Chinese Hackers Silk Typhoon Escalate Cloud and Telecom Espionage

August 27, 2025

In the last year, cybersecurity researchers have called significant attention to the cyberespionage group tracked as Silk Typhoon, also known as Murky Panda and as HAFNIUM. The group has achieved prominence for its attacks on cloud environments, particularly against the government and tech sectors. Silk Typhoon has shown extensive capabilities in the exploitation of zero-day and n-day vulnerabilities to achieve compromise even against extremely high-value targets. In particular, Silk Typhoon appear to be masters of the supply chain attack, as a recent report from CrowdStrike made clear.

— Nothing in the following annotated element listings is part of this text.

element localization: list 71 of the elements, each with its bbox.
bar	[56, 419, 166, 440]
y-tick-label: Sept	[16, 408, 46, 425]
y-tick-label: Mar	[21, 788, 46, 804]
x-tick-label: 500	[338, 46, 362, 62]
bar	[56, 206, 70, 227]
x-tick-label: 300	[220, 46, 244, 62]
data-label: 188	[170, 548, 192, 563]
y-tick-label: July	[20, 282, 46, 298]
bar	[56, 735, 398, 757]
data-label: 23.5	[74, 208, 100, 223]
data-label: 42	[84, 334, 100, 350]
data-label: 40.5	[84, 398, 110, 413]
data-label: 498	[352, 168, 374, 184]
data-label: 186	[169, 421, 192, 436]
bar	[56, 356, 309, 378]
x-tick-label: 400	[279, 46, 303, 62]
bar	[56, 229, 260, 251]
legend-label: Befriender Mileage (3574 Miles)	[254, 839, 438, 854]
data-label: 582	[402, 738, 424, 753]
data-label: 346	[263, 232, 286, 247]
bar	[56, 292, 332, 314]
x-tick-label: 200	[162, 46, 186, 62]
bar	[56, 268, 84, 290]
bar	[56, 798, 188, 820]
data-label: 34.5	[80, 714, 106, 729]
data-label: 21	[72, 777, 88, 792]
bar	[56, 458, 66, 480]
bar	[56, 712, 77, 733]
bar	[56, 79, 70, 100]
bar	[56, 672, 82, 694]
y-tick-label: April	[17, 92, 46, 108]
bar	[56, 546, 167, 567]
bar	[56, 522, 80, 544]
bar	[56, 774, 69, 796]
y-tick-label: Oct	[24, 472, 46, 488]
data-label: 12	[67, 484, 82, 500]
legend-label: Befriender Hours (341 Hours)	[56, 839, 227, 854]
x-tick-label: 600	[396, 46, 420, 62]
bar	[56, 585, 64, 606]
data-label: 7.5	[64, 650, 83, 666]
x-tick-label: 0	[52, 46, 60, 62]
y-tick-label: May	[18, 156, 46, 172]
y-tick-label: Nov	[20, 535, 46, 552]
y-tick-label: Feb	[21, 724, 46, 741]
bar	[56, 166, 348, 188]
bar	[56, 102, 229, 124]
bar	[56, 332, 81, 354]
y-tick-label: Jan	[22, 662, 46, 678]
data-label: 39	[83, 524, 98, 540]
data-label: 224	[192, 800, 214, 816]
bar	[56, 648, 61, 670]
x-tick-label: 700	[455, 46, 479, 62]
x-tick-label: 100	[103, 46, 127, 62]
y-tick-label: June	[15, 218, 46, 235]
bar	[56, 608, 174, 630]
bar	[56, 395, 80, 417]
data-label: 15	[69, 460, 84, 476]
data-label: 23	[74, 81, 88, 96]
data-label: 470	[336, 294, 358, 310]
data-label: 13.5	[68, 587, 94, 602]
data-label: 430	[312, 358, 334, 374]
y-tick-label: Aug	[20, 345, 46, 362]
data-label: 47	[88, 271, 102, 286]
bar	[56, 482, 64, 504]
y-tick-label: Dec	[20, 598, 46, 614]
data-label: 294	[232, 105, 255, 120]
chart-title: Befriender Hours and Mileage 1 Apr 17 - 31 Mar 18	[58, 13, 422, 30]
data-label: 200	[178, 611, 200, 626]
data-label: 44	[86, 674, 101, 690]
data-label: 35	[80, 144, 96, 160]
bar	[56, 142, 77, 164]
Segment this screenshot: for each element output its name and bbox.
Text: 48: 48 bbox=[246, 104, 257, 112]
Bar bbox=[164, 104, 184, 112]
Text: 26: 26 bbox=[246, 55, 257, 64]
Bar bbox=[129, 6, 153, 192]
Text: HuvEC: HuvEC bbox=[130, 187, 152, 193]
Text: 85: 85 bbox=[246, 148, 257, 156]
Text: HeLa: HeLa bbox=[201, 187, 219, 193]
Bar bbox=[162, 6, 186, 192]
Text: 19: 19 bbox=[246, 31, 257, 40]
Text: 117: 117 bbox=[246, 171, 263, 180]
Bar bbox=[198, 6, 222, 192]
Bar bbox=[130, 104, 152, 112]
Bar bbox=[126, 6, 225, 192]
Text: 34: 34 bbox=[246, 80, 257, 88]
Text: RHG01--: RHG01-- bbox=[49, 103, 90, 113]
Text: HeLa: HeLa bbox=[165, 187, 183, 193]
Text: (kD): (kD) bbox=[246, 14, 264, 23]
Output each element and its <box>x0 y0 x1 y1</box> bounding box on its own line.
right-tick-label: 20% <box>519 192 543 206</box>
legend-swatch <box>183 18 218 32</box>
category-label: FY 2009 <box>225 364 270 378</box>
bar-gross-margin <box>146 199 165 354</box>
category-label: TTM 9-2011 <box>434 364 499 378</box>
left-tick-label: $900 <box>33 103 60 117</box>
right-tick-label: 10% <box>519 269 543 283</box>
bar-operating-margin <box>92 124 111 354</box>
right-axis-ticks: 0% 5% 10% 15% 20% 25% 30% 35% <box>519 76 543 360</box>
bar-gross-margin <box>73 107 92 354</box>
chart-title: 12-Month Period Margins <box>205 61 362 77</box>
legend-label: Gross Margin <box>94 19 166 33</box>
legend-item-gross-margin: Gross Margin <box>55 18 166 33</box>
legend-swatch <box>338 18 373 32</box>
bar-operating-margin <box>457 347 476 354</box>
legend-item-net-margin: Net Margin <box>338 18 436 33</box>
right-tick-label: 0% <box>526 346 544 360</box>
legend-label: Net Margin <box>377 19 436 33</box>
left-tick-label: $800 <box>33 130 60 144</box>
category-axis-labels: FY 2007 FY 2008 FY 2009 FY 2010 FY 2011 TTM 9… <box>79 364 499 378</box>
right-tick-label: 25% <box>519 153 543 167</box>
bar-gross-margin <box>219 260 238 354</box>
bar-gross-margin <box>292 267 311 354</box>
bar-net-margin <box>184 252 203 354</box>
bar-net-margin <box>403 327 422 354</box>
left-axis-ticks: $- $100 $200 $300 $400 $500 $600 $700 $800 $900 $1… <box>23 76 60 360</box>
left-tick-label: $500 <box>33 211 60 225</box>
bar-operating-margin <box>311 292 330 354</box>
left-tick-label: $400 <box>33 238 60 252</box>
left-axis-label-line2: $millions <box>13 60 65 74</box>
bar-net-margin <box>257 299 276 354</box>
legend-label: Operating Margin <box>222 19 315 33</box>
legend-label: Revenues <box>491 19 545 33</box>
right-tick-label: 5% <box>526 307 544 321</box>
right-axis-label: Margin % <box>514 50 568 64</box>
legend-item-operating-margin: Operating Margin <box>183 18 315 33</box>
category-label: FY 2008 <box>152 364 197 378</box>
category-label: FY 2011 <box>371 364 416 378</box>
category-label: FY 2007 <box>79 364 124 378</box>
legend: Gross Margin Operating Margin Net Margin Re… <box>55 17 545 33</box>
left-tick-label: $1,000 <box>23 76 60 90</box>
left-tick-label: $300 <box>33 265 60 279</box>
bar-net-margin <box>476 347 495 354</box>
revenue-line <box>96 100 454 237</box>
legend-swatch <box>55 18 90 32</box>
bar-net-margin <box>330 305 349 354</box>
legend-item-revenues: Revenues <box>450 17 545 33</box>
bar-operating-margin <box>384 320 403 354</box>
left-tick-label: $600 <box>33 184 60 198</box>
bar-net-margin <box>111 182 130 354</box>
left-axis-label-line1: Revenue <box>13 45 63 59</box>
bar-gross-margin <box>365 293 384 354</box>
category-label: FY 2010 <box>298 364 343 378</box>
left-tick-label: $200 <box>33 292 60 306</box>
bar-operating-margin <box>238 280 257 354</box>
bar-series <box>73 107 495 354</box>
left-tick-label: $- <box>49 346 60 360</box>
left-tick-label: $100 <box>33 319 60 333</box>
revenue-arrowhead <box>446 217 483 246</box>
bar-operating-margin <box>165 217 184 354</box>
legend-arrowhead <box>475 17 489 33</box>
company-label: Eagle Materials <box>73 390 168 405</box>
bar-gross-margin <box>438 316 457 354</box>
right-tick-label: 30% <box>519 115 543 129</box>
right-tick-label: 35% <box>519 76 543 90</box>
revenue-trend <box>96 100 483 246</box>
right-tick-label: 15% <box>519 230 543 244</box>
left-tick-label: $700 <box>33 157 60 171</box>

It is notable that Silk Typhoon is one of only a few tracked threat groups known to conduct trusted-relationship compromises in the cloud. In at least two known cases, the group has made use of zero-day vulnerabilities to achieve initial access to SaaS providers’ cloud environments, leveraging that access to achieve lateral movement into the networks of their clients. In one of the known instances, Silk Typhoon was able to obtain access to the SaaS provider’s registration secret, allowing them to authenticate as the service principals of that application and freely log into downstream customers’ environments. In the other known instance, Silk Typhoon compromised a Microsoft cloud solution provider’s admin agent account, gaining global administration privileges in all downstream customers’ tenants. Both cases involved the use of Entra ID.

Similar to other China-nexus threat actors, Silk Typhoon makes extensive use of SOHO routers as infrastructure for their operations, and this is one of the primary ways they can be detected. In order to detect Silk Typhoon activity, it is strongly recommended to closely monitor any and all edge devices, particularly cloud appliances. It is also crucial that security personnel apply all patches to vulnerable devices and software in the cloud environment, prioritizing known remote code execution and server-side request forgery vulnerabilities in public-facing applications.